Por otra parte, resulta cada vez más evidente que la adopción de la agenda de los grupos LGTBI por la ONU, que pretende introducir en Nairobi, en los próximos días, está alineada también con el propósito de reducir el crecimiento de la población mundial. Esto de ajusta a su idea de que, a mayor promoción de la homosexualidad –sobre todo desde la niñez– y de todos los “géneros” que comprende la perversión de la sexualidad humana, menor probabilidad de reproducción de los seres humanos.
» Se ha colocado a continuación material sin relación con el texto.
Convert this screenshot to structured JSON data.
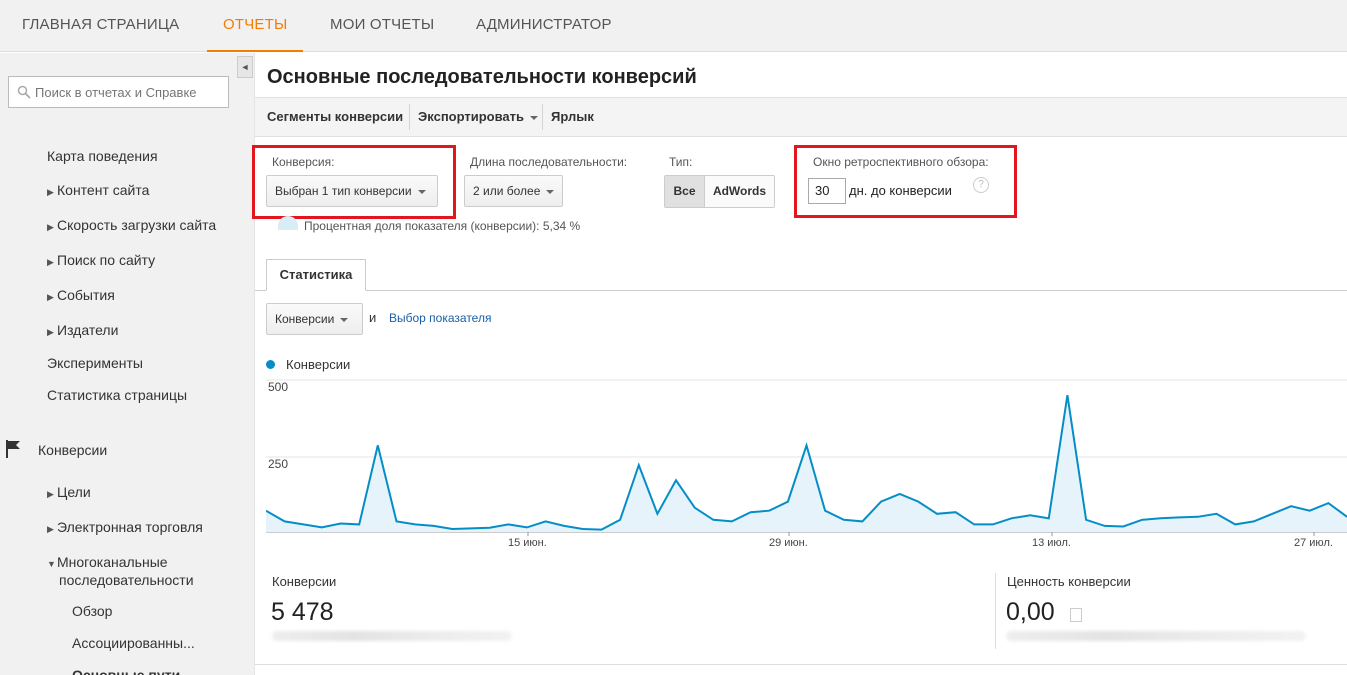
{
  "topnav": {
    "tabs": [
      {
        "label": "ГЛАВНАЯ СТРАНИЦА"
      },
      {
        "label": "ОТЧЕТЫ"
      },
      {
        "label": "МОИ ОТЧЕТЫ"
      },
      {
        "label": "АДМИНИСТРАТОР"
      }
    ],
    "active_index": 1
  },
  "sidebar": {
    "search_placeholder": "Поиск в отчетах и Справке",
    "items": [
      {
        "label": "Карта поведения"
      },
      {
        "label": "Контент сайта"
      },
      {
        "label": "Скорость загрузки сайта"
      },
      {
        "label": "Поиск по сайту"
      },
      {
        "label": "События"
      },
      {
        "label": "Издатели"
      },
      {
        "label": "Эксперименты"
      },
      {
        "label": "Статистика страницы"
      },
      {
        "label": "Конверсии"
      },
      {
        "label": "Цели"
      },
      {
        "label": "Электронная торговля"
      },
      {
        "label": "Многоканальные последовательности"
      },
      {
        "label": "Обзор"
      },
      {
        "label": "Ассоциированны..."
      },
      {
        "label": "Основные пути"
      }
    ],
    "items_line2": "последовательности",
    "items_line1": "Многоканальные"
  },
  "main": {
    "title": "Основные последовательности конверсий",
    "toolbar": {
      "segments": "Сегменты конверсии",
      "export": "Экспортировать",
      "shortcut": "Ярлык"
    },
    "controls": {
      "conversion_label": "Конверсия:",
      "conversion_value": "Выбран 1 тип конверсии",
      "length_label": "Длина последовательности:",
      "length_value": "2 или более",
      "type_label": "Тип:",
      "type_all": "Все",
      "type_adwords": "AdWords",
      "lookback_label": "Окно ретроспективного обзора:",
      "lookback_days": "30",
      "lookback_suffix": "дн. до конверсии",
      "help": "?"
    },
    "metric_share": "Процентная доля показателя (конверсии): 5,34 %",
    "tab": "Статистика",
    "metric_dropdown": "Конверсии",
    "and": "и",
    "choose_metric": "Выбор показателя",
    "legend": "Конверсии",
    "summary": [
      {
        "label": "Конверсии",
        "value": "5 478"
      },
      {
        "label": "Ценность конверсии",
        "value": "0,00"
      }
    ]
  },
  "colors": {
    "accent": "#f57c00",
    "line": "#058dc7",
    "fill": "#e6f3fa",
    "highlight": "#e3161d"
  },
  "chart_data": {
    "type": "area",
    "series": [
      {
        "name": "Конверсии",
        "values": [
          70,
          35,
          25,
          15,
          28,
          25,
          285,
          35,
          25,
          20,
          10,
          12,
          14,
          25,
          15,
          35,
          20,
          10,
          8,
          40,
          220,
          60,
          170,
          80,
          40,
          35,
          65,
          70,
          100,
          285,
          70,
          40,
          35,
          100,
          125,
          100,
          60,
          65,
          25,
          25,
          45,
          55,
          45,
          450,
          40,
          20,
          18,
          40,
          45,
          48,
          50,
          60,
          25,
          35,
          60,
          85,
          70,
          95,
          50
        ]
      }
    ],
    "x_ticks": [
      "15 июн.",
      "29 июн.",
      "13 июл.",
      "27 июл."
    ],
    "y_ticks": [
      "500",
      "250"
    ],
    "ylim": [
      0,
      500
    ]
  }
}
Este nuevo ataque a la civilización cristiana está enfocado a la parte más débil y vulnerable de la sociedad, los niños y los adolescentes, sobre los que hoy están enfocadas las poderosas baterías del Fondo de la Naciones Unidas para la Población (UNFPA).

Es necesario decir que, al día de hoy, así como en El Cairo en 1994, la Iglesia Católica (representada por el Vaticano) y otras iglesias cristianas, así como el bloque de los países africanos, Estados Unidos (ahora, porque el partido demócrata es proaborto), Rusia y Polonia, siguen estando a la cabeza del movimiento mundial de la defensa de la vida. Esperamos que, una vez más, la ONU se encuentre con la oposición a que sea considerado un “derecho”, el crimen de matar a los niños por nacer en el vientre de su madre.